Blog entry by Arif Khwaja
In the UK all citizens are entitled to free care at time of need as part of the country's National Health Service (NHS). Introduced in 1945 after the war by a Labour government the NHS ensures that all people receive free healthcare irrespective of their financial status and it has been incredibly popular amongst patients and clinical staff. A cornerstone of the NHS has been the investment in General Practioners (GPs) in primary care. GPs are family doctors responsible for the overall health of their patients and have been in recent years incentivised to take on management of non-communicable chronic diseases such as CKD, Diabetes and hypertension.

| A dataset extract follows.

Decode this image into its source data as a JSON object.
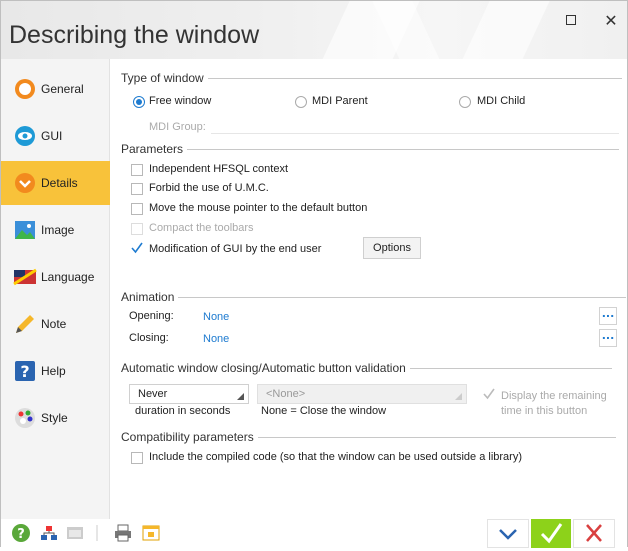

Last week I came across an interesting, if somewhat depressing analysis of healthcare resources in my own city of Sheffield from Dr Parvez Hossain and colleagues. Whilst the number of GPs per head of the population was the same across the city when social deprivation was factored in there were some startling differences - those with non-communicable diseases from socially deprived areas had far fewer GPs. Or to put it another way the number of GPs per head of the population was the same for the most affluent and the most deprived -BUT the poorer you were the more likely you were to have an NCD and so you effectively had access to less healthcare. Reading the paper reminded me of the graph I saw at medical school on the impact of vaccination and antibiotics on the decline of infectious diseases such as TB, cholera and typhoid - the effect of all these interventions was minimal when set against improvements in housing and sanitation. Similarly the battle against NCDs such as diabetes and CKD will require societal and governmental action to have the biggest impact.
The paper highlights what has long been recognised as the inverse care law of healthcare - ie those that that need healthcare the most often have the least access to it - even in systems such as the UK which have a relatively sophisticated and equitable form of healthcare. As individual clinicians we need this kind of data to understand the population we work in so we can try to impact on healthcare at a societal level.